После гибели Санджая, отношение к Индире Ганди изменилось. Простой народ, как относился к ней с любовью и уважением, так и продолжал в своей массе к ней так относиться. Но это чувство стало глубже, и в нем примешивалась жалость, то есть своего рода любовь.
Индира заставила своего старшего сына Раджива уйти из авиации и стать ее правой рукой в политике. Все понимали, что она права. Кроме самого Раджива, которого в политику не тянуло. Но младший сын Санджай, который мечтал стать и стал на короткое время политиком, погиб, разбился во время полета на самолете, и Индия не хотела, чтобы Индира рисковала старшим сыном.

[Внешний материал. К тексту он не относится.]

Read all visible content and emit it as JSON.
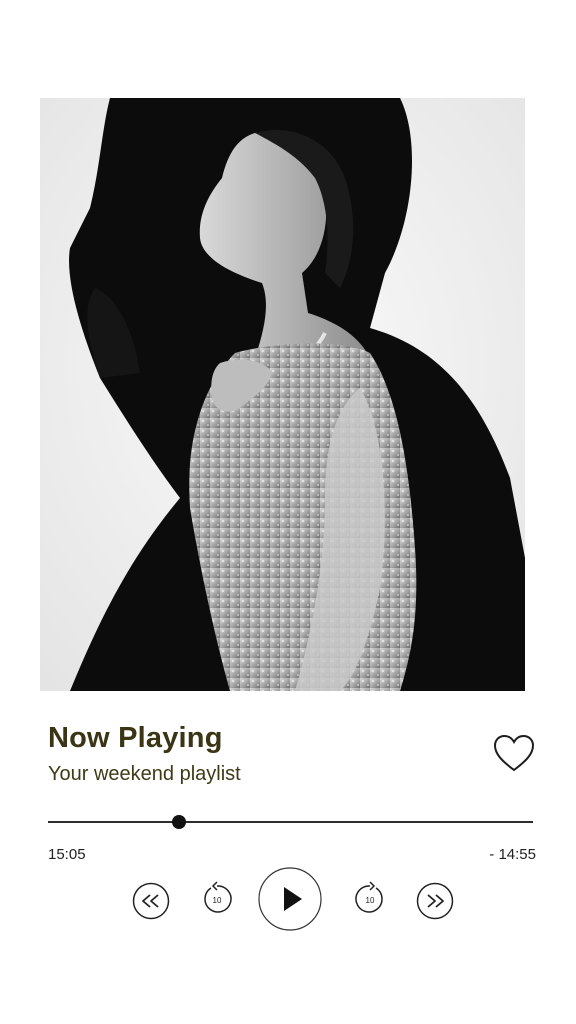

Считалось, что профессия политика менее опасна для здоровья, чем профессия летчика.
Сейчас это кажется плохой шуткой истории.

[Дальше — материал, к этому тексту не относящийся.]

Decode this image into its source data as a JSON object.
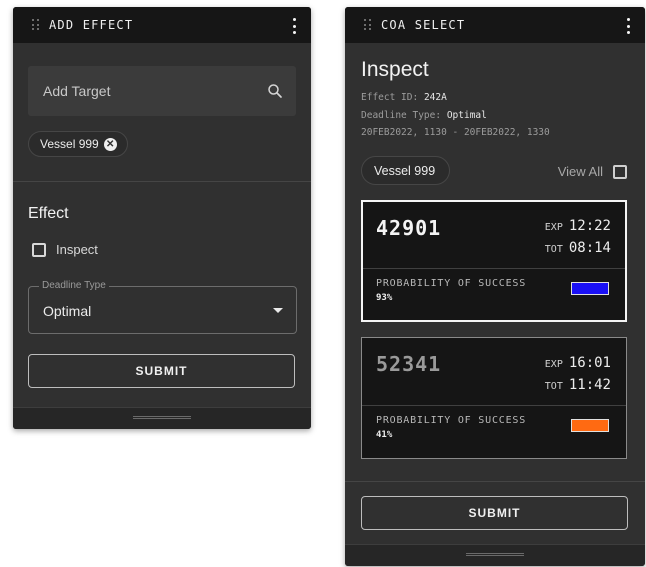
{
  "left_panel": {
    "title": "ADD EFFECT",
    "search": {
      "placeholder": "Add Target",
      "value": ""
    },
    "target_chip": "Vessel 999",
    "section_title": "Effect",
    "checkbox_label": "Inspect",
    "checkbox_checked": false,
    "deadline": {
      "label": "Deadline Type",
      "value": "Optimal"
    },
    "submit_label": "SUBMIT"
  },
  "right_panel": {
    "title": "COA SELECT",
    "heading": "Inspect",
    "effect_id_label": "Effect ID:",
    "effect_id_value": "242A",
    "deadline_type_label": "Deadline Type:",
    "deadline_type_value": "Optimal",
    "time_window": "20FEB2022, 1130 - 20FEB2022, 1330",
    "target_chip": "Vessel 999",
    "view_all_label": "View All",
    "view_all_checked": false,
    "coas": [
      {
        "id": "42901",
        "exp_label": "EXP",
        "exp": "12:22",
        "tot_label": "TOT",
        "tot": "08:14",
        "pos_label": "PROBABILITY OF SUCCESS",
        "pos": "93%",
        "color": "#1a10f5",
        "selected": true
      },
      {
        "id": "52341",
        "exp_label": "EXP",
        "exp": "16:01",
        "tot_label": "TOT",
        "tot": "11:42",
        "pos_label": "PROBABILITY OF SUCCESS",
        "pos": "41%",
        "color": "#ff6a12",
        "selected": false
      }
    ],
    "submit_label": "SUBMIT"
  }
}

С Радживом я познакомился, когда он еще был пилотом гражданской авиации.
Через полгода меня неожиданно (во всяком случае, для меня самого) перевели на майорскую должность и назначили заместителем группы СВС в Чандигархе. Я переехал в дом начальника группы Павла Николаевича Лёшина.
Жили мы втроем: Лёшин, я и Бахадур, гурка-охранник. Бахадур был не выше полутора метров. На зиму я решил подарить ему одежду из Союза и написал матери, чтобы она купила костюм из шерсти, например, твидовый, а также рубашку байковую, шапку, теплые ботинки и пальто. Мать прислала письмо, в котором просила проверить размер: я, посчитала она, по ошибке указал детские размеры. Я подтвердил размеры, и она все купила в «Детском мире».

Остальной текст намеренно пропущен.